Effect of Dietary Nitrate Ingestion in Heart Failure (DiNOmo-HF)

Background: Heart failure (HF) affects 1-2% of those under 70 years, and 10-20% of those over 70 years in developed countries; approximately 900,000 people in the UK suffer with HF. Despite several promising pre-clinical targets, clinical translation has been disappointing, with very few successful phase 3 studies of new HF therapeutics. Dysfunction of the classical pathways that underlie endothelial nitric oxide (NO) production, with deficient cardiac constitutive NO supply, are thought to play a major role in the pathogenesis of HF. It has been mooted that novel strategies that replace/restore this diminished NO have therapeutic potential.

The organic nitrates, as a method of NO delivery, provide an efficacious treatment in the acute HF setting. However, the development of tolerance, tachyphylaxis, and endothelial dysfunction with long-term use severely limits their utility in chronic heart disease. Alternative methods for sustained NO delivery without tolerance are therefore of interest.

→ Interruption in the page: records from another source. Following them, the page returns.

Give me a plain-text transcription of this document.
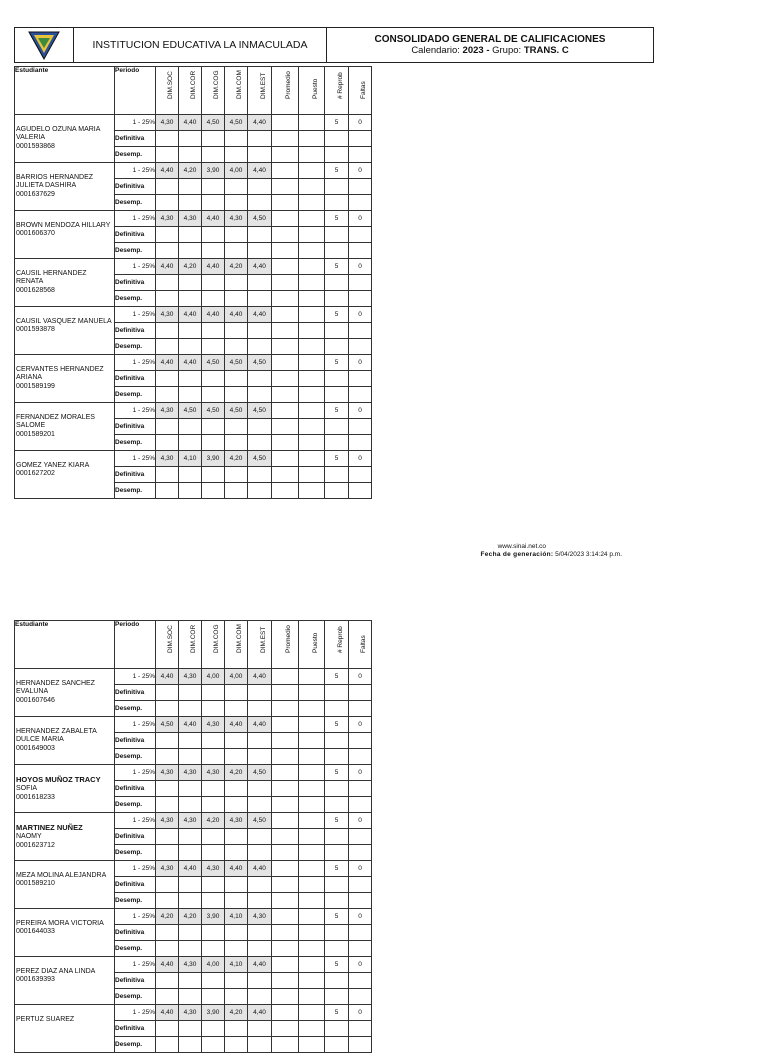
INSTITUCION EDUCATIVA LA INMACULADA	CONSOLIDADO GENERAL DE CALIFICACIONES
Calendario: 2023 - Grupo: TRANS. C
Estudiante	Periodo	DIM.SOC	DIM.COR	DIM.COG	DIM.COM	DIM.EST	Promedio	Puesto	# Reprob	Faltas

AGUDELO OZUNA MARIA VALERIA
0001593868	1 - 25%	4,30	4,40	4,50	4,50	4,40			5	0
	Definitiva									
	Desemp.									

BARRIOS HERNANDEZ JULIETA DASHIRA
0001637629	1 - 25%	4,40	4,20	3,90	4,00	4,40			5	0
	Definitiva									
	Desemp.									

BROWN MENDOZA HILLARY
0001606370	1 - 25%	4,30	4,30	4,40	4,30	4,50			5	0
	Definitiva									
	Desemp.									

CAUSIL HERNANDEZ RENATA
0001628568	1 - 25%	4,40	4,20	4,40	4,20	4,40			5	0
	Definitiva									
	Desemp.									

CAUSIL VASQUEZ MANUELA
0001593878	1 - 25%	4,30	4,40	4,40	4,40	4,40			5	0
	Definitiva									
	Desemp.									

CERVANTES HERNANDEZ ARIANA
0001589199	1 - 25%	4,40	4,40	4,50	4,50	4,50			5	0
	Definitiva									
	Desemp.									

FERNANDEZ MORALES SALOME
0001589201	1 - 25%	4,30	4,50	4,50	4,50	4,50			5	0
	Definitiva									
	Desemp.									

GOMEZ YANEZ KIARA
0001627202	1 - 25%	4,30	4,10	3,90	4,20	4,50			5	0
	Definitiva									
	Desemp.									
www.sinai.net.co
Fecha de generación: 5/04/2023 3:14:24 p.m.
Estudiante	Periodo	DIM.SOC	DIM.COR	DIM.COG	DIM.COM	DIM.EST	Promedio	Puesto	# Reprob	Faltas

HERNANDEZ SANCHEZ EVALUNA
0001607646	1 - 25%	4,40	4,30	4,00	4,00	4,40			5	0
	Definitiva									
	Desemp.									

HERNANDEZ ZABALETA DULCE MARIA
0001649003	1 - 25%	4,50	4,40	4,30	4,40	4,40			5	0
	Definitiva									
	Desemp.									

HOYOS MUÑOZ TRACY
SOFIA
0001618233	1 - 25%	4,30	4,30	4,30	4,20	4,50			5	0
	Definitiva									
	Desemp.									

MARTINEZ NUÑEZ
NAOMY
0001623712	1 - 25%	4,30	4,30	4,20	4,30	4,50			5	0
	Definitiva									
	Desemp.									

MEZA MOLINA ALEJANDRA
0001589210	1 - 25%	4,30	4,40	4,30	4,40	4,40			5	0
	Definitiva									
	Desemp.									

PEREIRA MORA VICTORIA
0001644033	1 - 25%	4,20	4,20	3,90	4,10	4,30			5	0
	Definitiva									
	Desemp.									

PEREZ DIAZ ANA LINDA
0001639393	1 - 25%	4,40	4,30	4,00	4,10	4,40			5	0
	Definitiva									
	Desemp.									

PERTUZ SUAREZ	1 - 25%	4,40	4,30	3,90	4,20	4,40			5	0
	Definitiva									
	Desemp.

Recent clinical research demonstrates that inorganic nitrate offers this possibility through sequential chemical reduction, first via the enterosalivary circuit to nitrite, and subsequently from nitrite to NO. In particular, pre-clinical research suggests that delivery of NO via this pathway imparts benefit in HF models. Dietary inorganic nitrate is known to provide a safe and non-invasive method to elevate NO in humans, and a once daily dose (5-6mmol), in the form of a beetroot juice, can improve vascular function and reduce blood pressure in hypertensives.

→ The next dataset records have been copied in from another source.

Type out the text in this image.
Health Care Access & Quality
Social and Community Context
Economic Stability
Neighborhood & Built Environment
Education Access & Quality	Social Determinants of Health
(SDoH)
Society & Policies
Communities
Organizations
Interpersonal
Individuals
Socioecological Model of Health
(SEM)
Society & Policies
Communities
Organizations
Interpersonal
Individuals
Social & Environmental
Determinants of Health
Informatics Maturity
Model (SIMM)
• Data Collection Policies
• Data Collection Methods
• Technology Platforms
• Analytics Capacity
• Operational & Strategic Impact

Inorganic nitrate as a HF treatment is particularly exciting since a key pathway involved in the generation of NO from nitrate is xanthine oxidoreductase (XOR); an enzyme upregulated in HF. Conventionally, XOR is considered detrimental as it generates superoxide and uric acid; both exert negative effects on cardiac function, and are associated with worse outcomes in HF. However, XOR also plays an important role in the second step of nitrate bioactivation: conversion of nitrite to NO in the heart. Importantly, we have hypothesised that in an environment of elevated XOR activity, such as HF, delivery of inorganic nitrate to the body would result in reductions in superoxide/uric acid with concomitant elevations in NO. This might prove more efficacious than simply inhibiting the enzyme using classical inhibitors. Importantly, a recent study (EXACT-HF) has shown a trend for reduced HF re-hospitalisations in those with XOR inhibition via allopurinol; it has been suggested that greater benefits might be seen if these effects are coupled with NO delivery.

Research Hypothesis and Aims: We aim to investigate whether dietary inorganic nitrate provides benefit in patients with HF. We will determine whether inorganic nitrate delivery by elevating nitrite, delivers substrate to XOR resulting in a two-fold benefit: increasing NO production, whilst concomitantly reducing superoxide and uric acid levels.

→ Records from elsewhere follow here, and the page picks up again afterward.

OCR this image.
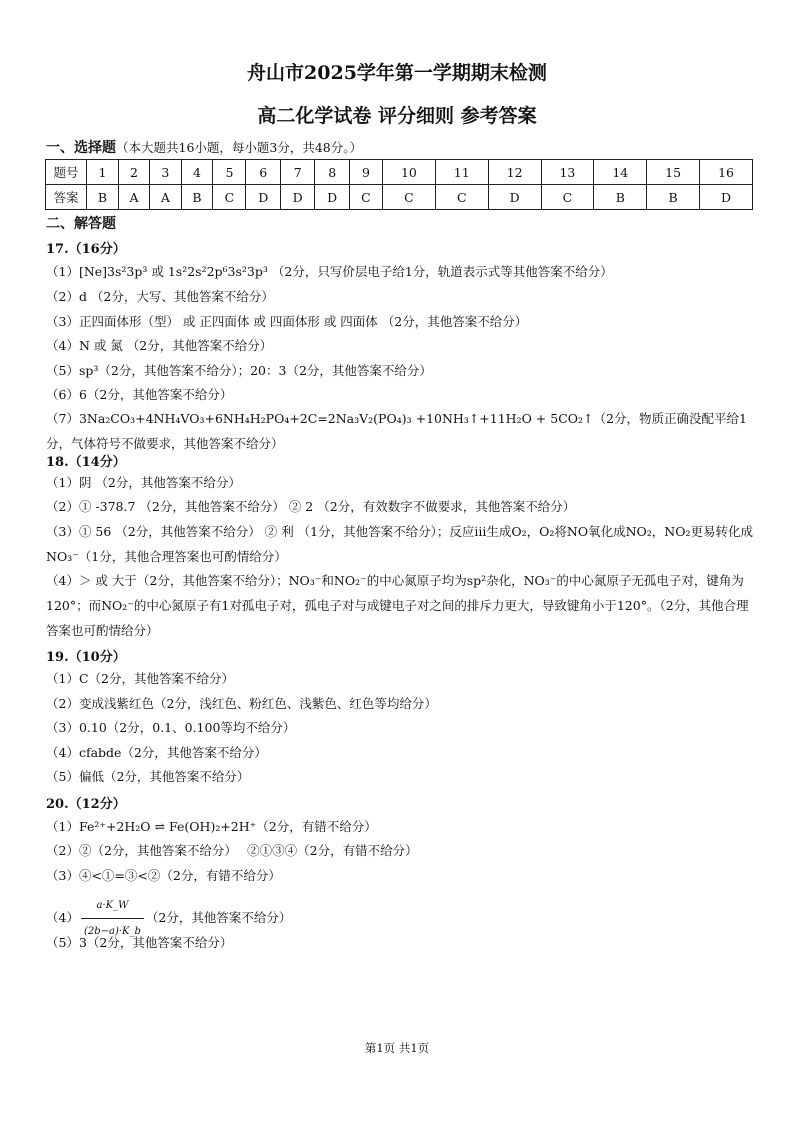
舟山市2025学年第一学期期末检测
高二化学试卷 评分细则 参考答案
一、选择题（本大题共16小题，每小题3分，共48分。）
题号	1	2	3	4	5	6	7	8	9	10	11	12	13	14	15	16
答案	B	A	A	B	C	D	D	D	C	C	C	D	C	B	B	D
二、解答题
17.（16分）
（1）[Ne]3s²3p³ 或 1s²2s²2p⁶3s²3p³ （2分，只写价层电子给1分，轨道表示式等其他答案不给分）
（2）d （2分，大写、其他答案不给分）
（3）正四面体形（型） 或 正四面体 或 四面体形 或 四面体 （2分，其他答案不给分）
（4）N 或 氮 （2分，其他答案不给分）
（5）sp³（2分，其他答案不给分）；20：3（2分，其他答案不给分）
（6）6（2分，其他答案不给分）
（7）3Na₂CO₃+4NH₄VO₃+6NH₄H₂PO₄+2C=2Na₃V₂(PO₄)₃ +10NH₃↑+11H₂O + 5CO₂↑（2分，物质正确没配平给1分，气体符号不做要求，其他答案不给分）
18.（14分）
（1）阴 （2分，其他答案不给分）
（2）① -378.7 （2分，其他答案不给分） ② 2 （2分，有效数字不做要求，其他答案不给分）
（3）① 56 （2分，其他答案不给分） ② 利 （1分，其他答案不给分）；反应iii生成O₂，O₂将NO氧化成NO₂，NO₂更易转化成NO₃⁻（1分，其他合理答案也可酌情给分）
（4）＞ 或 大于（2分，其他答案不给分）；NO₃⁻和NO₂⁻的中心氮原子均为sp²杂化，NO₃⁻的中心氮原子无孤电子对，键角为120°；而NO₂⁻的中心氮原子有1对孤电子对，孤电子对与成键电子对之间的排斥力更大，导致键角小于120°。（2分，其他合理答案也可酌情给分）
19.（10分）
（1）C（2分，其他答案不给分）
（2）变成浅紫红色（2分，浅红色、粉红色、浅紫色、红色等均给分）
（3）0.10（2分，0.1、0.100等均不给分）
（4）cfabde（2分，其他答案不给分）
（5）偏低（2分，其他答案不给分）
20.（12分）
（1）Fe²⁺+2H₂O ⇌ Fe(OH)₂+2H⁺（2分，有错不给分）
（2）②（2分，其他答案不给分）　 ②①③④（2分，有错不给分）
（3）④<①=③<②（2分，有错不给分）
$(4) \frac{a\cdot K\_W}{(2b-a)\cdot K\_b} (2$分，其他答案不给分）
（5）3（2分，其他答案不给分）
第1页 共1页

Plan of Investigation: a randomised double-blind placebo-controlled parallel two-limb study in New York Heart Association (NHYA) class II-III HF patients. Patients with left ventricular ejection fraction (LVEF) <50% and elevated NT-proBNP/ BNP levels will be enrolled and stratified by degree of hyperuricaemia. 92-patients will receive a once daily dose of nitrate-rich beetroot juice (versus nitrate-deplete beetroot juice) for 12-weeks. The study is powered for significant reductions in hyperuricaemia. Powered secondary outcomes include circulating nitrite/nitrate levels, nitrite reductase activity, and a difference in LVEF from baseline by contrast echocardiography. A number of mechanistic exploratory outcomes will also be reported, including assessments of oxidative stress, erythrocytic XOR activity, 6-minute walk test, quality of life questionnaire and levels of NT-proBNP/BNP as surrogate measures of cardiac dysfunction.

Benefits: This trial if positive will identify a new, safe and easy-to-deliver therapeutic option for HF patients. The NHS would benefit by providing a new inexpensive pharmacotherapy for a disease with significant unmet need and increasing burden to the health service.